The storage medium is a computer readable storage medium, and the computer program is stored in the computer readable storage medium, and when executed by a processor, the computer program can implement the steps of the above-mentioned method embodiments. Wherein the computer program comprises computer program code which may be in source code form, object code form, executable file or some intermediate form etc. The computer readable medium may include: any entity or device capable of carrying the computer program code, a recording medium, a U disk, a removable hard disk, a magnetic disk, an optical disk, a computer Memory, a Read-Only Memory (ROM), a random access Memory (RAM, random Access Memory), an electrical carrier signal, a telecommunications signal, a software distribution medium, and so forth.
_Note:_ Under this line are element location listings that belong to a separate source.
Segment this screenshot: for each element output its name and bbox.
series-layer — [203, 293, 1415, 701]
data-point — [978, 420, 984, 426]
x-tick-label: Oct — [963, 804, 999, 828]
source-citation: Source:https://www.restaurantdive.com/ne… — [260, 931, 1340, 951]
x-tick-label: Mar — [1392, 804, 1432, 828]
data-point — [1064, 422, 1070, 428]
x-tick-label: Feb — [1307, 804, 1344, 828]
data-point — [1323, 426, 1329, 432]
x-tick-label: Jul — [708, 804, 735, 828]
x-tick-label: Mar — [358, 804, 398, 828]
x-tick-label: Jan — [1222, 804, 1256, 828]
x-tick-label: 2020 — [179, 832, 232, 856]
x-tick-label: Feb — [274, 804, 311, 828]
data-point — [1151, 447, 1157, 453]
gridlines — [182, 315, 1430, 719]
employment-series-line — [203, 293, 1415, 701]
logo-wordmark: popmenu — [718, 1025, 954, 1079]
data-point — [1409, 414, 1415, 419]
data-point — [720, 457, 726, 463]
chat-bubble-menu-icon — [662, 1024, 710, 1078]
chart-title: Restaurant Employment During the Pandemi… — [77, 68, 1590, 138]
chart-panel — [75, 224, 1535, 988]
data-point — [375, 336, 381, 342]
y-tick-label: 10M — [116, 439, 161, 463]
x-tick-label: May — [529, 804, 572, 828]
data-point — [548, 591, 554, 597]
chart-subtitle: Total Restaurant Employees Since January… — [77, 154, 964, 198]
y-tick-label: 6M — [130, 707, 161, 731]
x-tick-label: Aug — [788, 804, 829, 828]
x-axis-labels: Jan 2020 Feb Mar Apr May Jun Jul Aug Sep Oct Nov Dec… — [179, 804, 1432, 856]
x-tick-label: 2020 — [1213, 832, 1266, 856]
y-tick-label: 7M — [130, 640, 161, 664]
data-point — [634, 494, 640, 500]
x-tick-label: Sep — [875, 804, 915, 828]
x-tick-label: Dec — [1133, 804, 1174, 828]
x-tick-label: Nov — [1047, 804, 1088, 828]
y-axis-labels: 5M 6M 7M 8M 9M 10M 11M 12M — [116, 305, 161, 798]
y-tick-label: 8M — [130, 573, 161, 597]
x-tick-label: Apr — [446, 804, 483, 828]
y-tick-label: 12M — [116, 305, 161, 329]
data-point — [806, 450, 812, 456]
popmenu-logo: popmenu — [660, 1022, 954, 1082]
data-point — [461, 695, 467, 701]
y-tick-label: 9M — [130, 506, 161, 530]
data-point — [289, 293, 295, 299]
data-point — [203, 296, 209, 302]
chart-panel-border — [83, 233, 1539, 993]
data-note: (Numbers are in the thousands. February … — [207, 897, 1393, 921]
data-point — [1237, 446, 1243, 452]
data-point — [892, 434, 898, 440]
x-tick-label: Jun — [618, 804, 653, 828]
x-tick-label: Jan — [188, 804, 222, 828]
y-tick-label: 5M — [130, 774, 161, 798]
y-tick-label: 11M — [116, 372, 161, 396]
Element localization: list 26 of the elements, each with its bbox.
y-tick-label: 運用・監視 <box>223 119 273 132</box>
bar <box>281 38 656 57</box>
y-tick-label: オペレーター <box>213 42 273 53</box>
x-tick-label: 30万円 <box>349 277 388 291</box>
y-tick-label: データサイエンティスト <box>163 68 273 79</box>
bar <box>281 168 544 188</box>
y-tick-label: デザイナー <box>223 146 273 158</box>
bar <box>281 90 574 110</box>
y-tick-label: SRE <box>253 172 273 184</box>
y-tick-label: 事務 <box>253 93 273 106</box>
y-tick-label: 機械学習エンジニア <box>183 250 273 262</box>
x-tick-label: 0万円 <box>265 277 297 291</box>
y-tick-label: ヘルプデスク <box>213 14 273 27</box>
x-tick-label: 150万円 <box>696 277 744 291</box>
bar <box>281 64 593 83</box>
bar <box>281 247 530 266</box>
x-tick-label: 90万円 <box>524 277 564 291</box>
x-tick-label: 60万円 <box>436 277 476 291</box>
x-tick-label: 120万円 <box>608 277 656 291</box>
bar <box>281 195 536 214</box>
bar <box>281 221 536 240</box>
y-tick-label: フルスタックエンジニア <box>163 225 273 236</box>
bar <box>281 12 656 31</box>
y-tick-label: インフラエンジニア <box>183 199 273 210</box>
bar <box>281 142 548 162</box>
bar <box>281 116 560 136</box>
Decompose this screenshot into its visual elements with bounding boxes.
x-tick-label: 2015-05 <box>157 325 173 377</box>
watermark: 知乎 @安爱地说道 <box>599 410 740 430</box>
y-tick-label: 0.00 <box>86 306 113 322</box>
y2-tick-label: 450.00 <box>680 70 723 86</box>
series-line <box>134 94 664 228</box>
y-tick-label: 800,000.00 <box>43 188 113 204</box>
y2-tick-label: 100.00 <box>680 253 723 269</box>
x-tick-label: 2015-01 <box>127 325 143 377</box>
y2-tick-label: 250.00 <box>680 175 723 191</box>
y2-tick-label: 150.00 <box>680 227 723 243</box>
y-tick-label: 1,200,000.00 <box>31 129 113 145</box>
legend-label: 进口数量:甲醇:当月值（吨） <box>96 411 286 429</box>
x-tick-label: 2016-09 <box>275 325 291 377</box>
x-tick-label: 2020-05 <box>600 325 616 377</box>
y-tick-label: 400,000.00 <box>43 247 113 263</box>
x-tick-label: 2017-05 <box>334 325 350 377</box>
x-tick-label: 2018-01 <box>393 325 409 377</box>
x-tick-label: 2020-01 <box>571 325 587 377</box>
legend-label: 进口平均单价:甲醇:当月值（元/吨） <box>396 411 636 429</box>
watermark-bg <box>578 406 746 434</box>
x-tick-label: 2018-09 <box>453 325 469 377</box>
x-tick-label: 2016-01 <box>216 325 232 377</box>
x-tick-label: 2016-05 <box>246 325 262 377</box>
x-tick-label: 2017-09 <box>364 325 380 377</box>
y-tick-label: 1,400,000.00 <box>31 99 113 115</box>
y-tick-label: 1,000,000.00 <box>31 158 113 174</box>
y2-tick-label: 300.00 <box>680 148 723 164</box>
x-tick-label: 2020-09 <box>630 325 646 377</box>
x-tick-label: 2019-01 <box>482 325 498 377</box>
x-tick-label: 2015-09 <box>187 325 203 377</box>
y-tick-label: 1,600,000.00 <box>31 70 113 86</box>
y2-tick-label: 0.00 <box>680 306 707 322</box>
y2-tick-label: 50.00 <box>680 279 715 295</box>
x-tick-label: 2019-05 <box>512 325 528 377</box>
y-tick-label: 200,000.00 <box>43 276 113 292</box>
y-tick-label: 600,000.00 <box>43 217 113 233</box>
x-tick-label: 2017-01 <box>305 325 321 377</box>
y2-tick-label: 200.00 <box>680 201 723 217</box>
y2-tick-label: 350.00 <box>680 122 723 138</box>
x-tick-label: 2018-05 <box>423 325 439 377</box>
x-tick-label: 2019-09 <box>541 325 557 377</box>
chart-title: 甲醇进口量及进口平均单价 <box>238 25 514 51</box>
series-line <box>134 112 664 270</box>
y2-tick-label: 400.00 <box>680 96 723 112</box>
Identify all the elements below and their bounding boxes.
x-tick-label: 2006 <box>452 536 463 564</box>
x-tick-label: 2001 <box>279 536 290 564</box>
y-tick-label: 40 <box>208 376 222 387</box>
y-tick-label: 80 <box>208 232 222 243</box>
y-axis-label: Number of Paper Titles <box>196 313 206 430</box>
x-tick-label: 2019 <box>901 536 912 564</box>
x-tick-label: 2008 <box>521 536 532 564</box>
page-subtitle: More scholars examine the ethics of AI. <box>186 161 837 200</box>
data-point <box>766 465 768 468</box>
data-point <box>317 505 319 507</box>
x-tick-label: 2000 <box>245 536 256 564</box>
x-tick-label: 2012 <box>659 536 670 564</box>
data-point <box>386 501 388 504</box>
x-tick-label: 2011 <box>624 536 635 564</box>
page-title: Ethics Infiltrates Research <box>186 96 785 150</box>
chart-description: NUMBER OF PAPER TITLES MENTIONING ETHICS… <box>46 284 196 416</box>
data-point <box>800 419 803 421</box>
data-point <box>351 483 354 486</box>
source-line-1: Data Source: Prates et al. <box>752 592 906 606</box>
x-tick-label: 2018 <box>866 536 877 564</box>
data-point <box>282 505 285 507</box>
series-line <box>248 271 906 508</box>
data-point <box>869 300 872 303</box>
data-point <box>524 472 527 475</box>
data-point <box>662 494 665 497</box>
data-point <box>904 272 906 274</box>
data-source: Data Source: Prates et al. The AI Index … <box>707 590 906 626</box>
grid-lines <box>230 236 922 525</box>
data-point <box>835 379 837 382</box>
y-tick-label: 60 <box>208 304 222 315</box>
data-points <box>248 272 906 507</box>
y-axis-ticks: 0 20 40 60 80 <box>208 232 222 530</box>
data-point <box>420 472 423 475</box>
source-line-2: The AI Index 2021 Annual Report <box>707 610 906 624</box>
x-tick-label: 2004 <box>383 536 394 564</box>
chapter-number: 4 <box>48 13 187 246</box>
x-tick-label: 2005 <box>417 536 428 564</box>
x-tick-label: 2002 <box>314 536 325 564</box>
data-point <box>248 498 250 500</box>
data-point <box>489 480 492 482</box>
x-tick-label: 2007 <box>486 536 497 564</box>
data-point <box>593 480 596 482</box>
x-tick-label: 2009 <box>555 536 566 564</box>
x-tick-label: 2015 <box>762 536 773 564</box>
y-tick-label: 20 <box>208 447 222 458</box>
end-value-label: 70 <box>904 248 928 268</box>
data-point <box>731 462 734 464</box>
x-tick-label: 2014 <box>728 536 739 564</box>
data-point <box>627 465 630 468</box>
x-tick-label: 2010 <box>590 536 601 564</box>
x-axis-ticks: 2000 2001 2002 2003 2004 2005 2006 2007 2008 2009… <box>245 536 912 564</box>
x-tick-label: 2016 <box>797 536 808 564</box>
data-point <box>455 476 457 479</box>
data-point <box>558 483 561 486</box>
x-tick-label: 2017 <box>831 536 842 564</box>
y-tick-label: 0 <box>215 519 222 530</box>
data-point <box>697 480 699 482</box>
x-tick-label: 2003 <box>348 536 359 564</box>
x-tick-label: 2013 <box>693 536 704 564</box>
It should be noted that the computer readable medium contains content that can be appropriately scaled according to the requirements of jurisdictions in which such content is subject to legislation and patent practice, such as in certain jurisdictions in which such content is subject to legislation and patent practice, the computer readable medium does not include electrical carrier signals and telecommunication signals.

While the foregoing is directed to the preferred embodiments of the present invention, it will be appreciated by those skilled in the art that changes and modifications may be made without departing from the principles of the invention, such changes and modifications are also intended to be within the scope of the invention.

Claims

1. A method for deploying a spatio-temporal big data engine, comprising:

2. The deployment method of the spatio-temporal big data engine according to claim 1, wherein the configuration area includes: the system comprises a load balancing layer, a portal layer, a hosting service layer, a model algorithm layer, a space-time analysis mining layer, a database service layer and a space-time storage layer.

3. The deployment method of the spatio-temporal big data engine according to claim 1, wherein the deployment environment setting instruction includes: creating a user and user group instruction, a node clock synchronization instruction, a server firewall closing instruction, a firewall start-up prohibition self-starting instruction, a Selinux closing instruction, a configuration file NFS shared directory instruction, a local source warehouse instruction, a limit setting instruction and a VM.Swappness setting instruction;

closing the Selinux of the server according to the Selinux closing instruction;

setting Limits of the server according to the Limits setting instruction;

4. The deployment method of the spatio-temporal big data engine of claim 2, wherein the install instruction further comprises: oracle JDK installation package;

5. The deployment method of the spatio-temporal big data engine of claim 4, wherein the target running configuration script comprises: a first running configuration script and a second running configuration script;

6. The deployment method of the spatio-temporal big data engine according to claim 5, further comprising, after the server to be deployed configures the corresponding running environment in the corresponding configuration area according to the target running configuration script:

7. A deployment apparatus for a spatio-temporal big data engine, comprising: the system comprises a file acquisition module, an installation package sending module, a deployment environment setting module, an installation package installation module, a target operation configuration script extraction module and an operation environment configuration module;

8. The deployment apparatus of the spatiotemporal big data engine of claim 7, further comprising: a test module;

9. A deployment device of a spatiotemporal big data engine, characterized by comprising a processor, a memory and a computer program stored in the memory and configured to be executed by the processor, the processor implementing the deployment method of a spatiotemporal big data engine according to any of claims 1 to 6 when executing the computer program.

10. A storage medium comprising a stored computer program, wherein the computer program, when run, controls a device in which the computer readable storage medium resides to perform the deployment method of the spatiotemporal big data engine of any of claims 1 to 6.